The existence of such lien does not lead to the inference that a sale was not concluded or that it is an agreement to sell. In fact, this is clear from the language of Section 46(1)(a) which reads as under: “46. Unpaid seller's rights – (1) Subject to the provisions of this Act and of any law for the time being in force, notwithstanding that the property in the goods may have passed to the buyer, unpaid seller of goods, as such, has by implication of law- (a) a lien on the goods for the price while he is in possession of them.” (emphasis added). 12. From the above, it is abundantly clear that such lien may be exercised even after the property in goods may have passed to the buyer.
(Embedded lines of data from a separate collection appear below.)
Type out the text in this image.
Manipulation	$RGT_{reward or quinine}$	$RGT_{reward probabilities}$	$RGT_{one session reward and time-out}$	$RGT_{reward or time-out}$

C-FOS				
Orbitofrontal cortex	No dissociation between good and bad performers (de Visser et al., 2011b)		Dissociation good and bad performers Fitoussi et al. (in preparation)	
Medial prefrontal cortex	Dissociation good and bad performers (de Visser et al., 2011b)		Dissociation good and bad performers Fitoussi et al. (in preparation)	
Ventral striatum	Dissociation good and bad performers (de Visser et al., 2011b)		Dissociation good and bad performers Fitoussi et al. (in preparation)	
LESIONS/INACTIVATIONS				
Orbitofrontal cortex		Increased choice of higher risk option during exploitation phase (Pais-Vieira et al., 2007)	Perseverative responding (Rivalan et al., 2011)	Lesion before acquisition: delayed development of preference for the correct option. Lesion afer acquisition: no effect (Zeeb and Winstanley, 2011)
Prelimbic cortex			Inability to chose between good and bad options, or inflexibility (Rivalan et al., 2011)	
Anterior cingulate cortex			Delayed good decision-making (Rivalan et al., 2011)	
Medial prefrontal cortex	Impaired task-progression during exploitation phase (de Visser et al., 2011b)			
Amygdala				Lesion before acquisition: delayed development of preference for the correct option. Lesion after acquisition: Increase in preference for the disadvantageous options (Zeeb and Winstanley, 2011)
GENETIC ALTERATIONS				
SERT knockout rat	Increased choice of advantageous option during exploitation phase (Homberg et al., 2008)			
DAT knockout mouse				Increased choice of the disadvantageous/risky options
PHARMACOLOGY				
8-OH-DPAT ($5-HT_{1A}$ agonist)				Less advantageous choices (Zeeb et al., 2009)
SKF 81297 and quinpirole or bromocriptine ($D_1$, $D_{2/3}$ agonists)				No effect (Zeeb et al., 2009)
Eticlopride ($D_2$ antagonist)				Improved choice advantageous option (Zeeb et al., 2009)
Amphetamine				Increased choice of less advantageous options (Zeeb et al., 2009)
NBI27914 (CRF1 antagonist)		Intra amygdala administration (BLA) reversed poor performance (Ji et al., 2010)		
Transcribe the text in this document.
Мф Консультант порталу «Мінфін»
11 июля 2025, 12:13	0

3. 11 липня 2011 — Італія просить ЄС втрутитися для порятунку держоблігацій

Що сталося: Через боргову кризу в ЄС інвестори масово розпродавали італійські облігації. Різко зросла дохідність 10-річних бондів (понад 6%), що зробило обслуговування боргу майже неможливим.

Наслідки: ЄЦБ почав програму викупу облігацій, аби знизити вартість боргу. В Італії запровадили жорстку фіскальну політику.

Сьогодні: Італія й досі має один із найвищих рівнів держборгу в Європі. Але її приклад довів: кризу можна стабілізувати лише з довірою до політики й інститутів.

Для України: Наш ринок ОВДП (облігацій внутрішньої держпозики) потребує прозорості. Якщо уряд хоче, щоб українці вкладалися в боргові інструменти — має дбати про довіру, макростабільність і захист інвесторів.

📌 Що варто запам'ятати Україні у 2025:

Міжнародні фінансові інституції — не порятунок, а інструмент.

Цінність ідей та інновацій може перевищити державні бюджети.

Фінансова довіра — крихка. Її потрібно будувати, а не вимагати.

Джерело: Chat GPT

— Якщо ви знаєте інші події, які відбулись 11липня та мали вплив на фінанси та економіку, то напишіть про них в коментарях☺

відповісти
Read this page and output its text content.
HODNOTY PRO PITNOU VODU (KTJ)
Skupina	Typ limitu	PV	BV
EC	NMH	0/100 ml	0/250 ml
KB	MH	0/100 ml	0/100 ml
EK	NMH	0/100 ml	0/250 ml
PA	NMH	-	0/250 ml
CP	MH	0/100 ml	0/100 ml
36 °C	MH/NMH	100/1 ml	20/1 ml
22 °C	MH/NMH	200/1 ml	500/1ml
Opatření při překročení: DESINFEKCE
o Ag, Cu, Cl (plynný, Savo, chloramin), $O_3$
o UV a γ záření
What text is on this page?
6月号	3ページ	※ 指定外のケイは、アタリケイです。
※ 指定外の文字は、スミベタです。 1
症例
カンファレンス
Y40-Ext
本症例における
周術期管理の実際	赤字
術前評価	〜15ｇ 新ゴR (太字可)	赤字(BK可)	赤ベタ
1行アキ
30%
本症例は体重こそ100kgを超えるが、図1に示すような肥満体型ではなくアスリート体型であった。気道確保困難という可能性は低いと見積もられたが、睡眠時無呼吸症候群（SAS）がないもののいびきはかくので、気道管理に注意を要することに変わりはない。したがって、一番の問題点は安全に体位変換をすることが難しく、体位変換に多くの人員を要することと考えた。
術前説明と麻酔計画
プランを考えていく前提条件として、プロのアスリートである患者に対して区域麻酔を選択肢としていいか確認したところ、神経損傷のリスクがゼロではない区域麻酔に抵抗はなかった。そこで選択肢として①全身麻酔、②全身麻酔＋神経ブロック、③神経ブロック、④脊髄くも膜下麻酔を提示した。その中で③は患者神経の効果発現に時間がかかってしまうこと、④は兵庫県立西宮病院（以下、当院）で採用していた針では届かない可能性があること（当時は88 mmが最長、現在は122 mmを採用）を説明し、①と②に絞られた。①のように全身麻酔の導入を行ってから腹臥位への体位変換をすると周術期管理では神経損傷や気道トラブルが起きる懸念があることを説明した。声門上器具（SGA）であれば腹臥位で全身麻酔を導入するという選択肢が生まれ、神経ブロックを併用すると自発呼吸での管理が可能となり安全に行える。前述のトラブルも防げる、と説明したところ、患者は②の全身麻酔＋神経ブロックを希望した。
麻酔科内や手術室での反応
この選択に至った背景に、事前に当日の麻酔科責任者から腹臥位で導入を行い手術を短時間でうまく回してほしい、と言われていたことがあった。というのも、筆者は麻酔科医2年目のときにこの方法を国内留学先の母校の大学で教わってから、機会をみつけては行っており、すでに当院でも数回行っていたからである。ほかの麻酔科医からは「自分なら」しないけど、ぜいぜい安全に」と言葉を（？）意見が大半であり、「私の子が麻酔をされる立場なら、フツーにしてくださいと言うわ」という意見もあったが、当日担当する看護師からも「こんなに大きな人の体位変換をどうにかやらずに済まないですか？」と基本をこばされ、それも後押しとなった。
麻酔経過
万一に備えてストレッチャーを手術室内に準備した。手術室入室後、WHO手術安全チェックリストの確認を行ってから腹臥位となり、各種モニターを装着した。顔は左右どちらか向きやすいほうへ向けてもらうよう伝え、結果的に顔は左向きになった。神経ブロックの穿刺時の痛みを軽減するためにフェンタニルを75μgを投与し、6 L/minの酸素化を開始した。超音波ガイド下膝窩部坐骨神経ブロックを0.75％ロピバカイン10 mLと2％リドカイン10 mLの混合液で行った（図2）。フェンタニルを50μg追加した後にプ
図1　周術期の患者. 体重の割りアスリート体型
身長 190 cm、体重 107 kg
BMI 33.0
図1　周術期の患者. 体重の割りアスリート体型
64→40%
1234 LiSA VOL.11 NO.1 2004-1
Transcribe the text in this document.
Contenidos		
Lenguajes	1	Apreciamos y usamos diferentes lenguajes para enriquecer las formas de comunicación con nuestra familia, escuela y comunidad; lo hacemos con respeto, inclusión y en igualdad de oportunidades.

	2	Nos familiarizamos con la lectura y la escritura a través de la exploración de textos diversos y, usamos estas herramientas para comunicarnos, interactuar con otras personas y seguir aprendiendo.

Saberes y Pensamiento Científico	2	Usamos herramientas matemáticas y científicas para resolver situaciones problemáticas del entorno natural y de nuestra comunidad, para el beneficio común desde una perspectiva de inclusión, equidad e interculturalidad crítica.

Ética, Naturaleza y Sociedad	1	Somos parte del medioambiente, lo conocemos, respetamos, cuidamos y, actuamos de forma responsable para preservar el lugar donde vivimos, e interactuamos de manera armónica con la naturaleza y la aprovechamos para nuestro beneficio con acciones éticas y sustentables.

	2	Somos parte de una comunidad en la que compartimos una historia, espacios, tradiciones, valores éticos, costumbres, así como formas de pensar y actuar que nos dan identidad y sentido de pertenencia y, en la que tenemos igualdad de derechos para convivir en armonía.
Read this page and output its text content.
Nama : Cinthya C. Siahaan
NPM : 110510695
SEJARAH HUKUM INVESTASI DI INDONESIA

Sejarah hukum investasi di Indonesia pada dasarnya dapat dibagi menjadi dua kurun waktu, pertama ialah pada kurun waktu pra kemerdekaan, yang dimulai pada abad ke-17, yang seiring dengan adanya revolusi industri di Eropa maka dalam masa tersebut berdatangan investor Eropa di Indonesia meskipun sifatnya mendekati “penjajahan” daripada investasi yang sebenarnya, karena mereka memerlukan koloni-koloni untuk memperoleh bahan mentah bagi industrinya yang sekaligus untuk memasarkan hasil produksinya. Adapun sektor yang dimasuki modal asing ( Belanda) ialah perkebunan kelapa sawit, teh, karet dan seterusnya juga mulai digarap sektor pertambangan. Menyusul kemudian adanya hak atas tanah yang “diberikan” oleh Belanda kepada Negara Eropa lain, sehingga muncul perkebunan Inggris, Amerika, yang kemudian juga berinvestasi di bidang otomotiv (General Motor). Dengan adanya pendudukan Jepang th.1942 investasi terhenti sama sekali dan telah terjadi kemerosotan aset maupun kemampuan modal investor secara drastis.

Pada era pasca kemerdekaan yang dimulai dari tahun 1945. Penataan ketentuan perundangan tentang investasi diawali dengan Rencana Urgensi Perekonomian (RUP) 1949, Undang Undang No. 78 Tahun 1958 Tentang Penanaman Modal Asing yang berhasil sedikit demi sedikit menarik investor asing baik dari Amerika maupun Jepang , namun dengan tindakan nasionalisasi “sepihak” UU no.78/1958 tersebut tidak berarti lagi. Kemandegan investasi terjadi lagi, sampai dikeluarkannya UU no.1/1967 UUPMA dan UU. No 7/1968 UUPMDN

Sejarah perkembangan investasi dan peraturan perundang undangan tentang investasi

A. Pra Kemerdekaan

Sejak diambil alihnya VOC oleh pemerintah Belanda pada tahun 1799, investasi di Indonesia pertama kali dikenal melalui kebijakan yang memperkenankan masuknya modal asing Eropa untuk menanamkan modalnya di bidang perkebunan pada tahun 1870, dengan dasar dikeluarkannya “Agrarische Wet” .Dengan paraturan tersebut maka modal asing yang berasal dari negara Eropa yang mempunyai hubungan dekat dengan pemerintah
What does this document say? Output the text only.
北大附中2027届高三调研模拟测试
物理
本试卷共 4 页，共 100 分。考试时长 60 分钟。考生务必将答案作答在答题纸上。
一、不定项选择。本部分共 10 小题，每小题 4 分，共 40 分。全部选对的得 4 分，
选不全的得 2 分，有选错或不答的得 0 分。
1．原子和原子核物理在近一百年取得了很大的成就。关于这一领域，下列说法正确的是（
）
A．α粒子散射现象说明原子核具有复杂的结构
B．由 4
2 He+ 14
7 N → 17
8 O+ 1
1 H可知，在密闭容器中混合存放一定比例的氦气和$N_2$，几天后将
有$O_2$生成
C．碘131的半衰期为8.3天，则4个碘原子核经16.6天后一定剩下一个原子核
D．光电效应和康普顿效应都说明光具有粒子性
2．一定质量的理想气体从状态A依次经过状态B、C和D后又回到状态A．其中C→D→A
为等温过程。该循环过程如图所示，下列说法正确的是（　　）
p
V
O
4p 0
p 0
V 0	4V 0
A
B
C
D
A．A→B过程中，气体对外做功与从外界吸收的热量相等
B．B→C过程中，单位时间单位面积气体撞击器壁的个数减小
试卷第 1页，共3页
Therefore, it cannot be said that the existence of an unpaid seller's lien indicates that it is a conditional sale or an agreement to sell and not a sale. Upon examining the contractual and transactional context, we conclude that the Contract is for an unconditional sale of ascertained goods and, therefore, Section 20 applies and the property in the goods passed on the date of Contract. Even otherwise, the contractual and transactional intention is also to such effect and, therefore, in terms of Section 19 also the same conclusion follows. 13. The learned Single Judge examined the contract between the parties, albeit a contract dated 18.03.2004, and Section 24(1) and (4) of the TNAPMR Act and concluded that the Market Committee did not have the authority to levy a market fee because the sale of cotton bales was concluded in Warangal, Andhra Pradesh, which is outside the jurisdiction of the Market Committee. 14. For the reasons set out above, we are of the view that the said order does not suffer from any infirmity. Consequently, we conclude that the Appellants have failed to make out a case for interference with the impugned order. 15. In the result, the writ appeal is dismissed. No costs.